Nursing a Wound
I'm not entirely sure what to say about this one, other than (1) I've been enjoying my hands-in-pockets walks around New York with Modern Love in my ears, and (2) parts of this felt so so so searingly hard-hitting. Isn't it true that we all carry our own stories, that each has aspects of surprise and hardship, of love and recovery, of wounds that become scars that become stories that become memories. And that life ticks ever on with or without our permission.
As 2017 became 2018, as my naturally reflective mind became a little bit more forward-focused, as I sat with ambitions for what lies ahead, as I realized that Spring Training is happily closer and that somewhere there are some garaged, dormant lawnmowers waiting to give the world that beautiful smell of freshly-clipped grass, as I bought my first book of 2018 in the Philadelphia airport, as I came up with my new (and rather unintelligent) impression and tested it a FEW times in front of a piña-colada-drinking Austin audience, as I decided that the "see you next year!" people on December 31 are roughly as intolerable as the "Hey! You're not wearing any green!" people on St. Patrick's Day who are roughly as intolerable as the "I sure am but you can't SEE it!" responders on St. Patrick's Day, and as I gather myself this evening for what will hopefully be an amount of snow that turns the park out my window white and lets me stay inside on my couch near the heater with something to read or maybe even get out and slide down my street and pack snowballs I can throw at randomly selected targets as I walk, I realized that our stories -- my story -- can be broadly categorized using the terms from the first paragraph, but that it's also littered with beautiful moments from this one.

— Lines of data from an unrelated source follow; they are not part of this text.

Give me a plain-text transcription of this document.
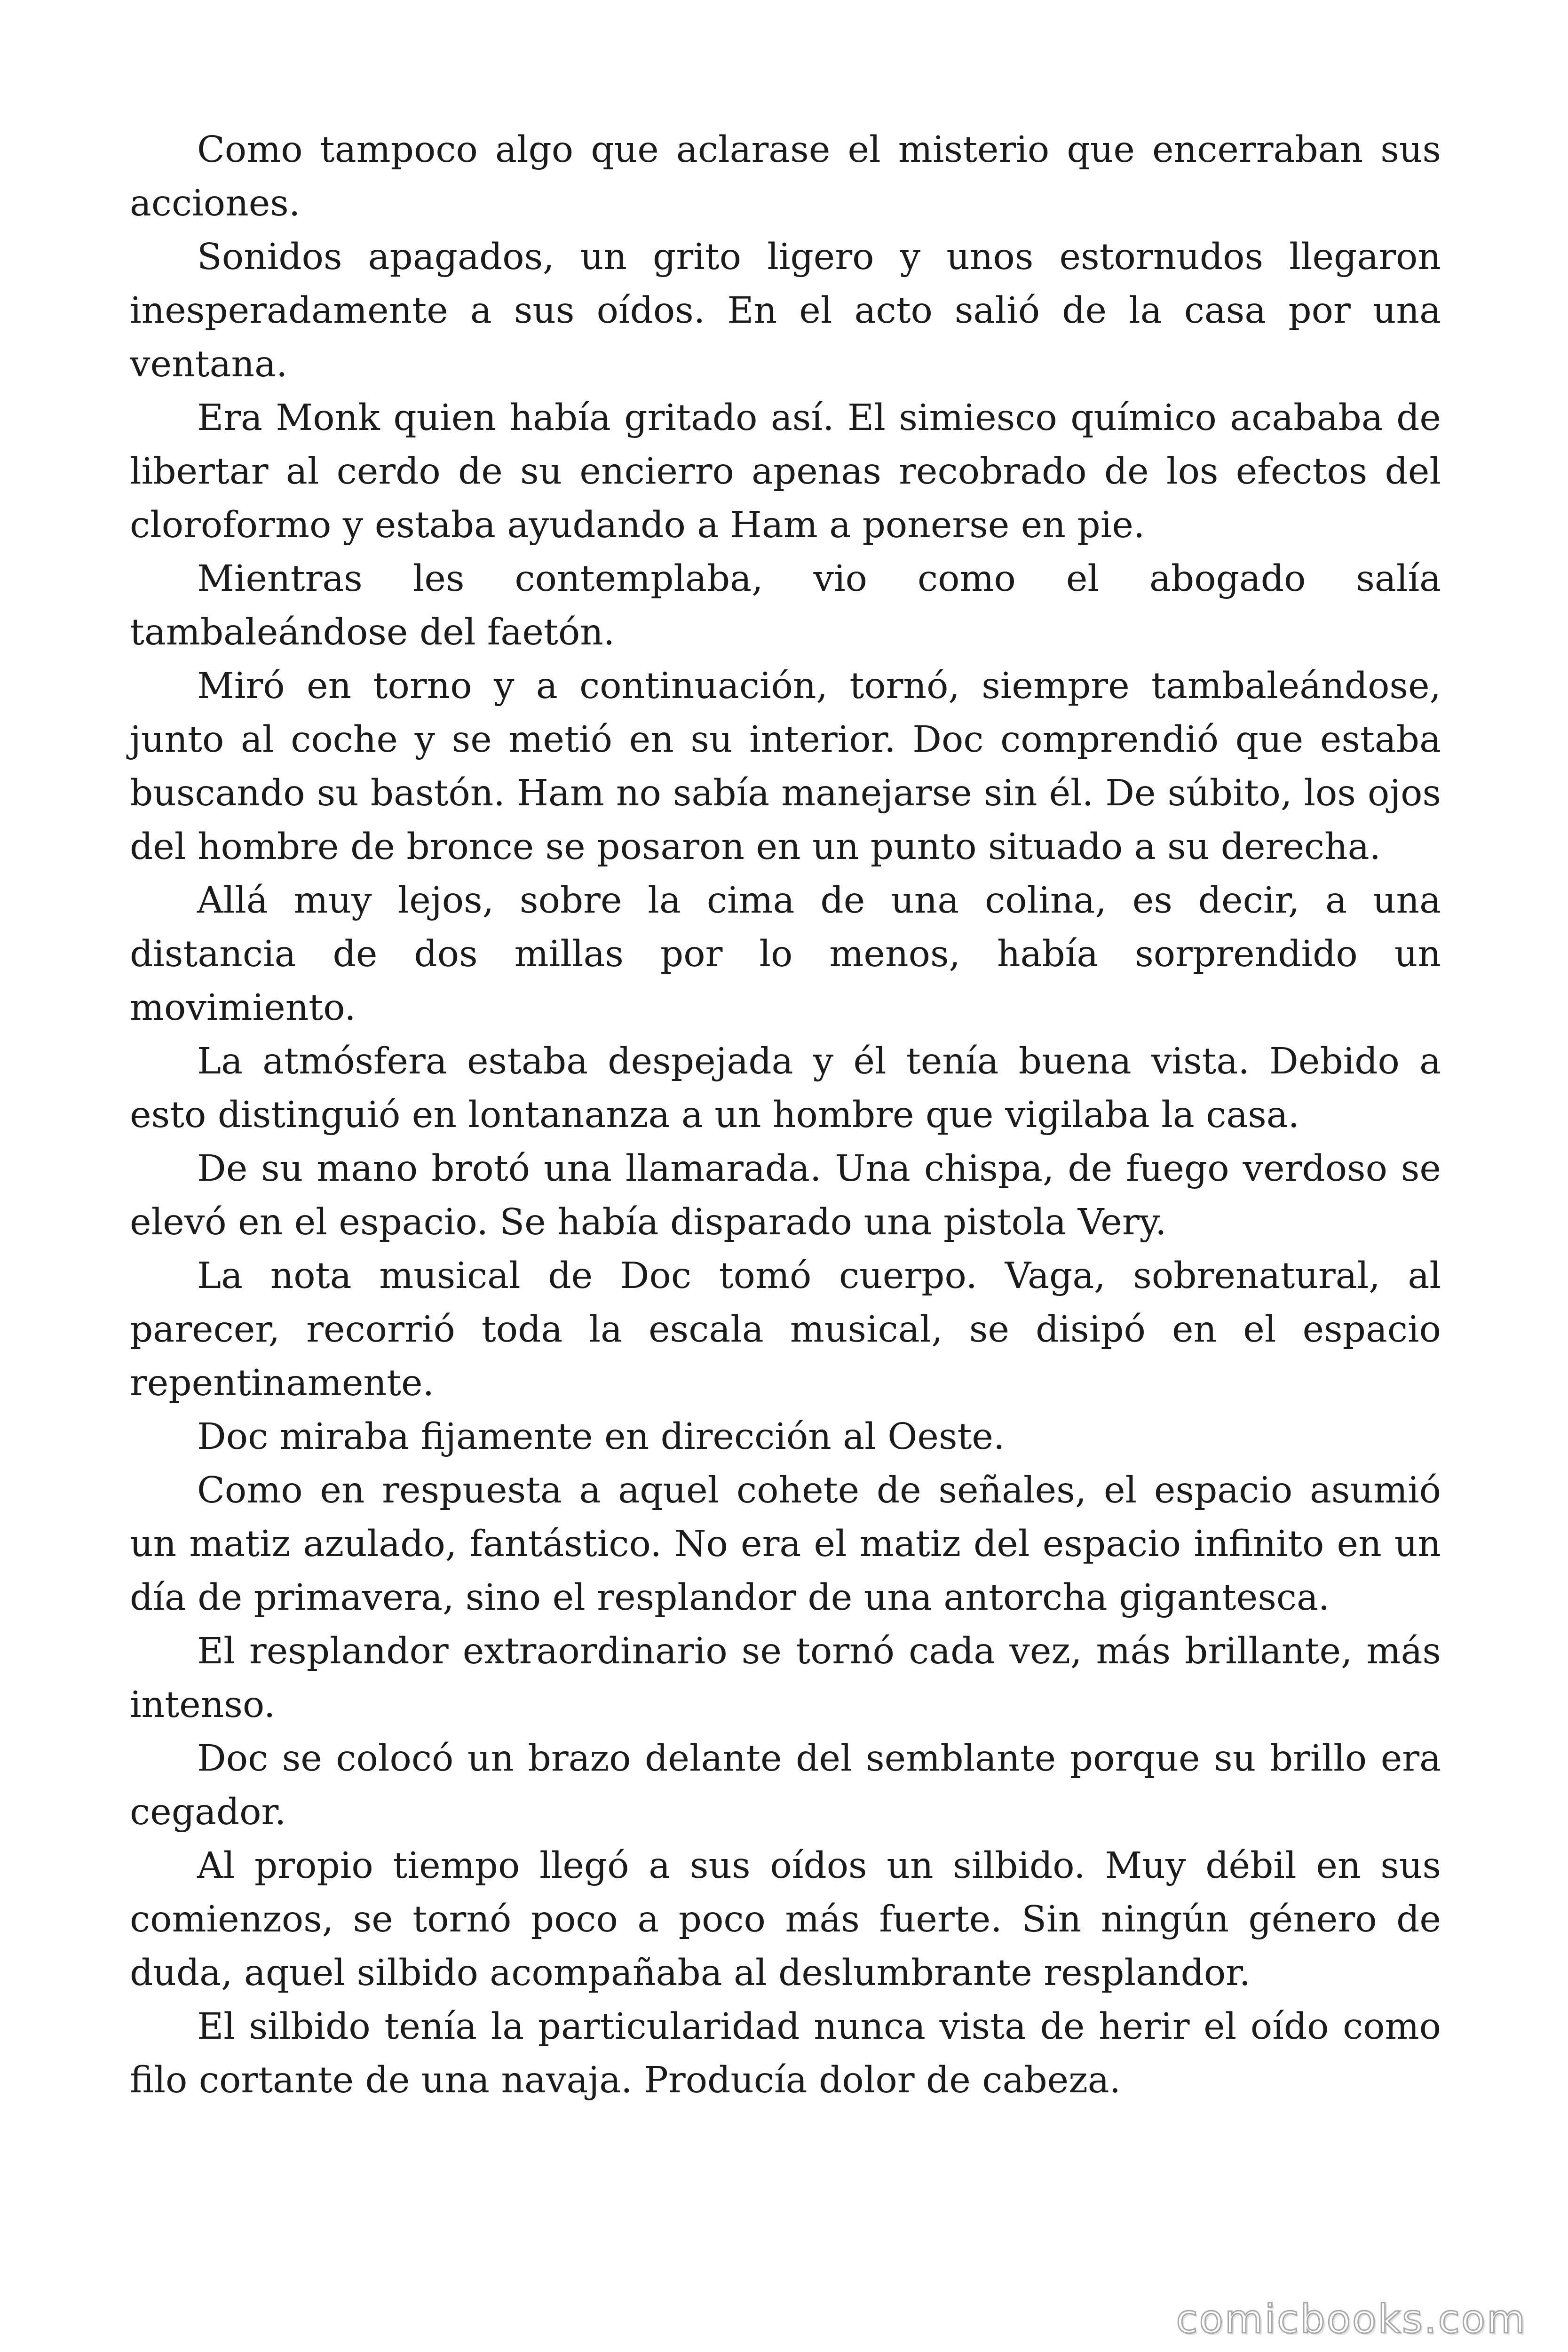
Como tampoco algo que aclarase el misterio que encerraban sus acciones.

Sonidos apagados, un grito ligero y unos estornudos llegaron inesperadamente a sus oídos. En el acto salió de la casa por una ventana.

Era Monk quien había gritado así. El simiesco químico acababa de libertar al cerdo de su encierro apenas recobrado de los efectos del cloroformo y estaba ayudando a Ham a ponerse en pie.

Mientras les contemplaba, vio como el abogado salía tambaleándose del faetón.

Miró en torno y a continuación, tornó, siempre tambaleándose, junto al coche y se metió en su interior. Doc comprendió que estaba buscando su bastón. Ham no sabía manejarse sin él. De súbito, los ojos del hombre de bronce se posaron en un punto situado a su derecha.

Allá muy lejos, sobre la cima de una colina, es decir, a una distancia de dos millas por lo menos, había sorprendido un movimiento.

La atmósfera estaba despejada y él tenía buena vista. Debido a esto distinguió en lontananza a un hombre que vigilaba la casa.

De su mano brotó una llamarada. Una chispa, de fuego verdoso se elevó en el espacio. Se había disparado una pistola Very.

La nota musical de Doc tomó cuerpo. Vaga, sobrenatural, al parecer, recorrió toda la escala musical, se disipó en el espacio repentinamente.

Doc miraba fijamente en dirección al Oeste.

Como en respuesta a aquel cohete de señales, el espacio asumió un matiz azulado, fantástico. No era el matiz del espacio infinito en un día de primavera, sino el resplandor de una antorcha gigantesca.

El resplandor extraordinario se tornó cada vez, más brillante, más intenso.

Doc se colocó un brazo delante del semblante porque su brillo era cegador.

Al propio tiempo llegó a sus oídos un silbido. Muy débil en sus comienzos, se tornó poco a poco más fuerte. Sin ningún género de duda, aquel silbido acompañaba al deslumbrante resplandor.

El silbido tenía la particularidad nunca vista de herir el oído como filo cortante de una navaja. Producía dolor de cabeza.

comicbooks.com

Whether you consider anything similar as you listen to this podcast is something I can't know. But I do hope that it spurs in you what this episode of Modern Love does for me: go and be in love with something and perhaps smile at it and really really really let yourself fall into feeling some sort of way about it because you must know it's unique and you must know it isn't owed to you and you must hear that heart-clack which is of a different intensity than usual, and then do the best goddamn thing in the world and reach into its pocket for its hand and give it a bit of a squeeze because nothing that gorgeous should be kept silently. No no no. Nothing.